Contrairement à l’éliminativisme, il permet à la mentalité d’exister ; mais
aucune fonction utile n’est attribuée à la mentalité et son apparition reste
totalement mystérieuse et causalement inexplicable. Cela ne me semble pas être
une forme d’existence qui vaille la peine d’exister.
[...] »
« Cet argument présuppose un lien étroit entre causalité et existence. Kim a à l’esprit une version particulièrement forte de ce principe, qu’il appelle le « dicton d’Alexander » : être réel, c’est posséder des pouvoirs causaux. Ce principe découle de la réduction à l’absurde moqueuse de l’épiphénoménalisme proposée par Samuel Alexander dans son ouvrage émergentiste Space, Time, and Deity :
[L’épiphénoménalisme]
suppose qu’il existe dans la nature quelque chose qui n’a rien à voir avec quoi
que ce soit, qui ne sert aucun but, une sorte de noblesse qui dépend du travail
de ses inférieurs, mais qui est conservée pour la forme et pourrait tout aussi
bien – et le serait sans doute avec le temps – être abolie.
Kim et Alexander
considèrent tous deux qu’une telle image est absurde à première vue ; peut-être
l’auteur de De libidine et aegritudine le pense-t-il aussi. Face à un
tel ridicule, beaucoup, comme Davidson, nieraient que cette image s’applique à
leurs propres théories. Mais d’autres, comme Dicéarque, feraient preuve de plus
de courage et se contenteraient de nier qu’elle soit absurde. Tout
épiphénoménaliste digne de ce nom devrait être prêt à réfuter le dicton
d’Alexandre. Car quelle que soit l’importance du causal, il est difficile de
voir pourquoi nous devrions croire qu’il épuise le réel. »

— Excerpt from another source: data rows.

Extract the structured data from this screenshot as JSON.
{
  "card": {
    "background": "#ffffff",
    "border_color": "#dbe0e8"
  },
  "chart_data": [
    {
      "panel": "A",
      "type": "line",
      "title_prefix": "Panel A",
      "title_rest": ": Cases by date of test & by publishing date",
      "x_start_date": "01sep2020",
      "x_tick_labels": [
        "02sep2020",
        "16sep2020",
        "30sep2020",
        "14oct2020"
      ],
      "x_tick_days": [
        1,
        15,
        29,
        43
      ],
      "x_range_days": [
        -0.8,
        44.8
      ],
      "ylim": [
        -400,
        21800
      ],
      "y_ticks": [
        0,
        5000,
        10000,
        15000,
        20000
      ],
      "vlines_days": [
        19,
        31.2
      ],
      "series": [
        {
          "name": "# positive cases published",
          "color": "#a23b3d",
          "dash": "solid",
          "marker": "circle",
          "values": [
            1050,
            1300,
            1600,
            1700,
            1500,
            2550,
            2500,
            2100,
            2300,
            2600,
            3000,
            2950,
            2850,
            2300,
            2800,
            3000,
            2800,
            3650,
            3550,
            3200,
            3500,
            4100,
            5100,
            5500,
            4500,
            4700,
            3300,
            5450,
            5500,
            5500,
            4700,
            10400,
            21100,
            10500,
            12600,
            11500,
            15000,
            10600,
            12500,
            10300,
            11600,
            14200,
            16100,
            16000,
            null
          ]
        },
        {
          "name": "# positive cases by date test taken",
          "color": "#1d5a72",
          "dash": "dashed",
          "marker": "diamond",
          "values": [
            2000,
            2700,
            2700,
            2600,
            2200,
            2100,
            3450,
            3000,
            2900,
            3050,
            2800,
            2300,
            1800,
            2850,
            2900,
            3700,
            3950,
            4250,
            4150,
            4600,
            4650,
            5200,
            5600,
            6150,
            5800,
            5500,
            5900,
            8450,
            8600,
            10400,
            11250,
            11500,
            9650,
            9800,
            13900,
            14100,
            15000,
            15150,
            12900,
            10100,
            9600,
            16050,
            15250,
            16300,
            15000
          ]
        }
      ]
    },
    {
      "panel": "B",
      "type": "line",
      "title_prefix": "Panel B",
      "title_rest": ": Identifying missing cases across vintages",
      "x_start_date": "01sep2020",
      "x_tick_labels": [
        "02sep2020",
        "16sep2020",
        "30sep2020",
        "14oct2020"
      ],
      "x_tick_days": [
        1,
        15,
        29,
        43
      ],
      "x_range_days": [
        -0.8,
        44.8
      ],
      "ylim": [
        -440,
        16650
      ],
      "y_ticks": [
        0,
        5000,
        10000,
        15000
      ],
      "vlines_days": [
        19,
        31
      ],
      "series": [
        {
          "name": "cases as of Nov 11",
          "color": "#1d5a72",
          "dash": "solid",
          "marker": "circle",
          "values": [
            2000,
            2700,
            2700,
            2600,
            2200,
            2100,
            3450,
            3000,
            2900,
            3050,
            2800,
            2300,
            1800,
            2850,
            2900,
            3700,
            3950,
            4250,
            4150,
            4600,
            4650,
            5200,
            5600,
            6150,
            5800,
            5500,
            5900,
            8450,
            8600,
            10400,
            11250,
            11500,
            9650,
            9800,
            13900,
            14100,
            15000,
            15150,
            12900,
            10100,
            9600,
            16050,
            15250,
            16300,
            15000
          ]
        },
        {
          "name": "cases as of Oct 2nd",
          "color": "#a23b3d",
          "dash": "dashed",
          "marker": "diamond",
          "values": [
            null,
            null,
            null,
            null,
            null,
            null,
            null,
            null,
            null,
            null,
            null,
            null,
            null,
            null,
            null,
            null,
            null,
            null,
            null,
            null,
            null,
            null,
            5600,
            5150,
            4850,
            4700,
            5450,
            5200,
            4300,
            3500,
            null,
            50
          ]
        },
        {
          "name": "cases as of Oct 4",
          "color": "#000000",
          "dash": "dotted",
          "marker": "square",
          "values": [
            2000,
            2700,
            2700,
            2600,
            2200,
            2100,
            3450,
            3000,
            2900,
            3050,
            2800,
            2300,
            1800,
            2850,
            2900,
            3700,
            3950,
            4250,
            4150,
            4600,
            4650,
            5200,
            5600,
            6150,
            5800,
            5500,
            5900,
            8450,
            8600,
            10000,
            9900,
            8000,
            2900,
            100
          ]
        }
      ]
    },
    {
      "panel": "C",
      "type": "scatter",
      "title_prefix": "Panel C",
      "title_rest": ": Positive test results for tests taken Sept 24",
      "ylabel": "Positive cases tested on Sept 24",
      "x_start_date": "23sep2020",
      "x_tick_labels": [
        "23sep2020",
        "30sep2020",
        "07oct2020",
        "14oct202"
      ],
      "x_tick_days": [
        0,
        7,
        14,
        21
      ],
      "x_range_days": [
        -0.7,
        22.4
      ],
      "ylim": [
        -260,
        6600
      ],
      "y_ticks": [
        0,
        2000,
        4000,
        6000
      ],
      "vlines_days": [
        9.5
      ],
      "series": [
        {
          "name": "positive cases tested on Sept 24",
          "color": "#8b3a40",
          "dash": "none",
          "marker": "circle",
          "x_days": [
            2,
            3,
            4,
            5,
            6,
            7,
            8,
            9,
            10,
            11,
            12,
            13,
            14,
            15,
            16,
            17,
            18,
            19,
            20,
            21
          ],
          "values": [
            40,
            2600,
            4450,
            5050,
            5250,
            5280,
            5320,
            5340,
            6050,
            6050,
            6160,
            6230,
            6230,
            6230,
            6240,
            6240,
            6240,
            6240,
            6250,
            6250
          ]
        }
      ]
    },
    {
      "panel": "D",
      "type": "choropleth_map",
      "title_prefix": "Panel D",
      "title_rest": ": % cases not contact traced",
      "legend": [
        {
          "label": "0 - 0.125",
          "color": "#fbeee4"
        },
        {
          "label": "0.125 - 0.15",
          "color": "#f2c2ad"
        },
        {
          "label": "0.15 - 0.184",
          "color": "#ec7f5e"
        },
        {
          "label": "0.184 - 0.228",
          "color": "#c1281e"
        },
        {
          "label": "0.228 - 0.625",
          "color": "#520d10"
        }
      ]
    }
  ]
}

-Victor Caston, "Dicaearchus’ Philosophy of Mind", in William W. Fortenbaugh et Eckart Schütrumpf (éd. et préf.), Dicaearchus of Messana : text, translation and discussion, New Brunswick, Transaction, coll. « Rutgers University studies in classical humanities » (no 10), août 2001 (réimpr. février 2018), 1re éd., VIII-389 pages.